Friday, 25 January 2013

25th January 1813: The Leeds Intelligencer suggests liberal newspapers are to blame for Luddism

It requires no extraordinary acuteness of penetration nor clearness of judgement to perceive, that, from the first appearance of open violence in Nottinghamshire, down through the whole of the successive stages of disorders, mischiefs and outrages in the more Northern counties, to the late awful executions at York, the labouring part of the community, who really are in distress, as well as those who imagine themselves deprived of those comforts, or of that affluence which they suppose themselves entitled to possess, have been uniformly taught, by certain Newspapers, that the evils they suffer, or imagine they suffer, are to be attributed to the fault of their Governors. The same Newspapers have led these people to think it their duty to unite in opposition to the measures which are represented to them as the oppressive needless acts of their own unwise or unfeeling Government. They are told, that if they will but persevere they must ultimately succeed, and after they have been induced to desire and expect from Government such things as it would be unwise, dangerous or impossible to grant, still they are taught to consider themselves as injured, and oppressed, and encouraged to persevere. What then can they suppose themselves urged to do, but to proceed to actual violence, in such ways as to themselves may seem most likely to accomplish their absurd wicked withes. It is an insult to common sense and common observation, for those who encouraged them to any thing, which, in their own misguided estimation, was right or necessary, but the accomplishment of which is likely to lead on to acts of violence—to say that we never intended them to destroy property or life.

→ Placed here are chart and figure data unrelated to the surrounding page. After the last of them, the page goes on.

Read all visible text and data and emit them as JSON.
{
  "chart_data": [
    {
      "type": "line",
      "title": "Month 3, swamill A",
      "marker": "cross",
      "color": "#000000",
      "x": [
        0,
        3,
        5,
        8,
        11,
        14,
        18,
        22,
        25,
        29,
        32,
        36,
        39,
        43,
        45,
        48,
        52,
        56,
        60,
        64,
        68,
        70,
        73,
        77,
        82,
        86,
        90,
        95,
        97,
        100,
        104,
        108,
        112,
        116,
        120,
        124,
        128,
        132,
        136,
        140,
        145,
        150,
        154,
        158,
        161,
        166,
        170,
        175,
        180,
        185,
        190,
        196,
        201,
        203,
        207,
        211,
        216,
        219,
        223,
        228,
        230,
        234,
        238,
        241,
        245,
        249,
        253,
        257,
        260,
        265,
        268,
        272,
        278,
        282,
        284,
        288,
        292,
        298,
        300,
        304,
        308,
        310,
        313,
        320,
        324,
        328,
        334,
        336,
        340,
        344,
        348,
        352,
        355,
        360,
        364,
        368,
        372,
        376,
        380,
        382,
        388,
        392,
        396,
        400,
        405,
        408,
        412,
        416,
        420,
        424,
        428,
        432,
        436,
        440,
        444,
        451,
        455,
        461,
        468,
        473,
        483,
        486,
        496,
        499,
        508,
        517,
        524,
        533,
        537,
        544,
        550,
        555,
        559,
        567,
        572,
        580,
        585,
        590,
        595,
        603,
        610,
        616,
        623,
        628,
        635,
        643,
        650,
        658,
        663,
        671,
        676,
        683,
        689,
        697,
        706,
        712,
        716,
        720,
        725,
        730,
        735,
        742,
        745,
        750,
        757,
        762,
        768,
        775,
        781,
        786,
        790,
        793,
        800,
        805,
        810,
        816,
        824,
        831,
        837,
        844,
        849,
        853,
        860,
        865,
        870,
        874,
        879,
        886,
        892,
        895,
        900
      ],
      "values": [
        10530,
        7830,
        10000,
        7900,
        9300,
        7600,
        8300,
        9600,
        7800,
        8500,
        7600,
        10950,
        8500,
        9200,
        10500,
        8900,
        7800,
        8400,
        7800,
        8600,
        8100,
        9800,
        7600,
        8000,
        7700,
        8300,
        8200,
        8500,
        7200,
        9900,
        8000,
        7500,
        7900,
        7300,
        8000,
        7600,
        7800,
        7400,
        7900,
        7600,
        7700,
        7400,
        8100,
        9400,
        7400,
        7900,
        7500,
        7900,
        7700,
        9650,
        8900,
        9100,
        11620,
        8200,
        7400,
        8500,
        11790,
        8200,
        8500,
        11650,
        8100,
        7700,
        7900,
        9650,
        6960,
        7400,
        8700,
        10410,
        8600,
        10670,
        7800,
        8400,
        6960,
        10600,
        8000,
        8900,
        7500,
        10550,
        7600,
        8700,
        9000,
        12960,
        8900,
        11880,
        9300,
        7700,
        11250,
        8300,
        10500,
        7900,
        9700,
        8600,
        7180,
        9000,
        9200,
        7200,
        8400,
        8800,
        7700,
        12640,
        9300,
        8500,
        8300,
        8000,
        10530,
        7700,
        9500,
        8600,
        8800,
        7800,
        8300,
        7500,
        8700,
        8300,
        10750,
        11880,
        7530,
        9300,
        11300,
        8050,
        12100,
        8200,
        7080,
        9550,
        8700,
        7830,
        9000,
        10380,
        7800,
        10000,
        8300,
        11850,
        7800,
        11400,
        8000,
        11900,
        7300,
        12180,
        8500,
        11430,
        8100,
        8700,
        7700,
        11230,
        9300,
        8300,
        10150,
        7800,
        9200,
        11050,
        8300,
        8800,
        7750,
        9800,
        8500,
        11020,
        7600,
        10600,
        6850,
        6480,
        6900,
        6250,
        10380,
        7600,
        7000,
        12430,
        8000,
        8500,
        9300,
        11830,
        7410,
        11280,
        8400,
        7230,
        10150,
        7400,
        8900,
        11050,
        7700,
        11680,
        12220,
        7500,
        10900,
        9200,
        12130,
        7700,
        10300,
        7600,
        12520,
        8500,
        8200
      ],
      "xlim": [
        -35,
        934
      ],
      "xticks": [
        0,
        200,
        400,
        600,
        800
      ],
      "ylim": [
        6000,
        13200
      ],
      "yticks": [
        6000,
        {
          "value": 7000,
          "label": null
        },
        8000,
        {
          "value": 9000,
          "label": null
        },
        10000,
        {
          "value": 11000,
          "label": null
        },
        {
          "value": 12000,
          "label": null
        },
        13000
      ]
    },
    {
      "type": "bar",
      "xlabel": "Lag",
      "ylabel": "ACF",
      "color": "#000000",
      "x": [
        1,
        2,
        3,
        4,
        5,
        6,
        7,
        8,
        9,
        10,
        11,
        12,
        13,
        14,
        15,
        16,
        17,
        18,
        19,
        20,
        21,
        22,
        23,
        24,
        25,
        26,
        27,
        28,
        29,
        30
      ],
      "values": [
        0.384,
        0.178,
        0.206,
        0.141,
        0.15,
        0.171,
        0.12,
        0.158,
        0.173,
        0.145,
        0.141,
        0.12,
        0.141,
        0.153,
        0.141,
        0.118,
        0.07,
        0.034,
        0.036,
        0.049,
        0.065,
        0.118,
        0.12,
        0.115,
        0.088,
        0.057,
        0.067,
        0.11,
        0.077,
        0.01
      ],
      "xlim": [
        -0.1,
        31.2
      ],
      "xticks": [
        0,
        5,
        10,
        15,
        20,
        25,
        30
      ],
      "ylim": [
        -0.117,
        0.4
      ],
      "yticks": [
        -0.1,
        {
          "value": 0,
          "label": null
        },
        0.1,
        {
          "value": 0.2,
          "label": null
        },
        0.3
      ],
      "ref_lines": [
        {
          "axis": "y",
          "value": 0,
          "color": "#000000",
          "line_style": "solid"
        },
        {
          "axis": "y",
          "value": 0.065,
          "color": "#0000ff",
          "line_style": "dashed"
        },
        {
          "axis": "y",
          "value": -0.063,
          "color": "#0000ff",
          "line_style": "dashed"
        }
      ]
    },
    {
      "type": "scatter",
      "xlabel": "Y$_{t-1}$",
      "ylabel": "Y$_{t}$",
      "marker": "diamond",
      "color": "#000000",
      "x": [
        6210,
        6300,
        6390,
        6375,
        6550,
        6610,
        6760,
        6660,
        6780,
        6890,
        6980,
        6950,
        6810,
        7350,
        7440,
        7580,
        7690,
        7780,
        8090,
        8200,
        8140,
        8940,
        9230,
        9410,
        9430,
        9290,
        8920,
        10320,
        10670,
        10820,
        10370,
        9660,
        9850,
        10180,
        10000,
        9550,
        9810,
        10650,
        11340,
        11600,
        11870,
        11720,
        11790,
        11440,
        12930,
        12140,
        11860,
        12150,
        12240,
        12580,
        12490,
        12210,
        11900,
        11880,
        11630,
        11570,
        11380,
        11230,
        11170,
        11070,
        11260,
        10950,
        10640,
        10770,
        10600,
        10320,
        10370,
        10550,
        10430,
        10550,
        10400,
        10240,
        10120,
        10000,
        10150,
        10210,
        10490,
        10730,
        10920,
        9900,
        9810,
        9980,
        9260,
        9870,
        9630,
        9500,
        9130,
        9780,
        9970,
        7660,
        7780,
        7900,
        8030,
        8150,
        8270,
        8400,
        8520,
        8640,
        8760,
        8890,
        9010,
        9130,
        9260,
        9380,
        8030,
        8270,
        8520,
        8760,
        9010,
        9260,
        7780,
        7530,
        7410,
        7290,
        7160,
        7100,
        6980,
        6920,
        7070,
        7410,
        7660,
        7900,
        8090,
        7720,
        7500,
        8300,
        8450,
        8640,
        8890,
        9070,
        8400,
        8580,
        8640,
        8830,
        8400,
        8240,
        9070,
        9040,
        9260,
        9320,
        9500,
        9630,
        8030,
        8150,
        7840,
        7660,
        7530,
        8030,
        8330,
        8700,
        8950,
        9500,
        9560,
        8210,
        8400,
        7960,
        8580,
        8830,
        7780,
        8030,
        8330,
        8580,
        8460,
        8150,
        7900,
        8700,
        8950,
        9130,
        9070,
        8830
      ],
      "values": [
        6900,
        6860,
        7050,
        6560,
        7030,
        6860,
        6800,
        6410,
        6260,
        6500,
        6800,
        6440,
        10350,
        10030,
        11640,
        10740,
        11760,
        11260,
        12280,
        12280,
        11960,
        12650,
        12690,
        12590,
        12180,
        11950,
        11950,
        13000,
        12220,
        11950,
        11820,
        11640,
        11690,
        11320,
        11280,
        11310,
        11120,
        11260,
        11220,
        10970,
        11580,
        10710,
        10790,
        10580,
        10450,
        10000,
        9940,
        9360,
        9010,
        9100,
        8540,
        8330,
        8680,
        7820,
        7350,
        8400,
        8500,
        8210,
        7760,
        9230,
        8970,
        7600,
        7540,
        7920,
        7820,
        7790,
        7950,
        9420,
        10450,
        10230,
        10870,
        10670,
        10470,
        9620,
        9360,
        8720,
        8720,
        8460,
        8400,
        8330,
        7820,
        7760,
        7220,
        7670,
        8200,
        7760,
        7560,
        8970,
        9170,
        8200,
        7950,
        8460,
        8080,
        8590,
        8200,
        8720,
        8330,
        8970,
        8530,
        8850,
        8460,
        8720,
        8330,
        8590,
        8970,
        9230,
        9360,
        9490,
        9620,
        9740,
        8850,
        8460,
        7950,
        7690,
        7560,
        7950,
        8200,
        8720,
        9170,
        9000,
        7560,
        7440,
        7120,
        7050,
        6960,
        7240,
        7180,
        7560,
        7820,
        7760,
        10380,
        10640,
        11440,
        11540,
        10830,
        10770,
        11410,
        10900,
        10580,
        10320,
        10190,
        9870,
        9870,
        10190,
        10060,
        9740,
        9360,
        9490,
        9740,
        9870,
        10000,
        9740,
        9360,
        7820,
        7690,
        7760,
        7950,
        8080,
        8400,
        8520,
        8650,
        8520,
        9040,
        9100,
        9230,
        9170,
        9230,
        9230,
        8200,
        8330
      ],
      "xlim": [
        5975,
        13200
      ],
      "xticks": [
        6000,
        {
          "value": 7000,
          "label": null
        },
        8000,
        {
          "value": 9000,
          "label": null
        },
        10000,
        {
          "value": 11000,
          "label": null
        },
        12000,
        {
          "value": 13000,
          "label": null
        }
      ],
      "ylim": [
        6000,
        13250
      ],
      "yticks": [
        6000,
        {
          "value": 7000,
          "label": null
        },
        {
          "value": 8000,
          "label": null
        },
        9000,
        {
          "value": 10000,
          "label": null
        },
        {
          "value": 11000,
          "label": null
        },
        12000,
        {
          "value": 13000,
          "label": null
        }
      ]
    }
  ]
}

If they are to unite of persevere till their object be obtained, they must bind themselves to each other—when bound they must proceed. Hence illegal oaths, illegal practices, and every mischief.

There is much reason to hope that the proceedings of the late Commission in this country, under which such just firmness, severity, and well-directed clemency have been mingled with so much wisdom and discernment, that fresh lustre has been added to the brightness of our unrivalled code of Laws, and to the firm, discreet and temperate manner in which they are executed in our courts of justice, will have the effect so ardently desired by every friend to society and humanity, unless that desirable effect be prevented and set aside by the same injurious and cruel means by which the late lamented disgraceful events were originally fomented and encouraged.

But to what purpose, we ask, is it again insinuated that the perpetrators of the late atrocious crimes were men who have been urged to commit them by the privations, the want of employment, and consequent difficulties and distresses which have been wilfully brought upon the country in general, and upon these offenders in particular, by what are represented as to the impolitic, unnecessary measures of Government. To what purpose, we ask, are these misrepresentations renewed, if it be not to re-foment and keep alive in the minds of the populace the same false unjust prejudices, which have led to the outrages we have witnessed.

Shall we implicitly credit the representation that all is perfectly free from any Political bearing, when we remark the extreme caution in all the parties concerned, as to the extent of the information given by the witnesses who know most, and the confessions of those who suffered?